The British Annexation of Punjab, 1849
As a result, Lord Dalhousie proclaimed the annexation of Punjab on 29 March 1849 with young Prince Dalip Singh stepping down from the Sikh empire’s throne at last. Punjab’s Sikh Empire’s tale starts off as glorious but in the end, seems unfortunate to see such a vast empire fragmented and ultimately handed over to the British. The direct Sikh royal line also ended shortly, with Duleep Singh in exile in Britain, he had eight children, but all of them died without any legitimate issue.
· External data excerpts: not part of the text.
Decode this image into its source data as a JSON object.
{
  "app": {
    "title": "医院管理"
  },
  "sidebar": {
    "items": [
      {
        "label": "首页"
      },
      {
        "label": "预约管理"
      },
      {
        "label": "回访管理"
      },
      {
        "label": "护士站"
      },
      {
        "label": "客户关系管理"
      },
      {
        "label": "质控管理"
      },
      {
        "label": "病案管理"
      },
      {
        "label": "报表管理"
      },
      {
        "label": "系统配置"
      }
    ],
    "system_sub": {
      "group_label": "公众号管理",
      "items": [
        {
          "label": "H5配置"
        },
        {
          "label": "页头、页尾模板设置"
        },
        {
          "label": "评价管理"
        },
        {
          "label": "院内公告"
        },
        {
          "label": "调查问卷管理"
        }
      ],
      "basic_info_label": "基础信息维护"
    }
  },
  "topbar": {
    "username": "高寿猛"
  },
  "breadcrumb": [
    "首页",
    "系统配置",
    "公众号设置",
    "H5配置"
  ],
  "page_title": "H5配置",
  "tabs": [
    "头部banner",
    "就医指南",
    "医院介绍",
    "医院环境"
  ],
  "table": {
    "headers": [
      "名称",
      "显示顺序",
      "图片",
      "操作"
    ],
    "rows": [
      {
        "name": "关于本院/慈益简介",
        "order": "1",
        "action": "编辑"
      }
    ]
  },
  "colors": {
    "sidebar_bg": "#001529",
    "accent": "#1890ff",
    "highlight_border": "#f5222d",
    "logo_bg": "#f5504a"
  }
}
Hence, in 1849, an illustrious era came to an end. In a little more than six years after Maharaja Ranjit Singh’s death, the Sikh state had collapsed because of the internal strife prodded by the British. Clive Dewey, a noted historian has argued that the decline of the empire after Ranjit Singh’s death owes much to the jagir-based economic and taxation system which he inherited from the Mughals and retained. After his death, a fight to control the tax spoils emerged, leading to a power struggle among the nobles and his family from different wives. This struggle ended with a rapid series of palace coups and assassinations of his descendants, and eventually the annexation of the Sikh Empire by the British.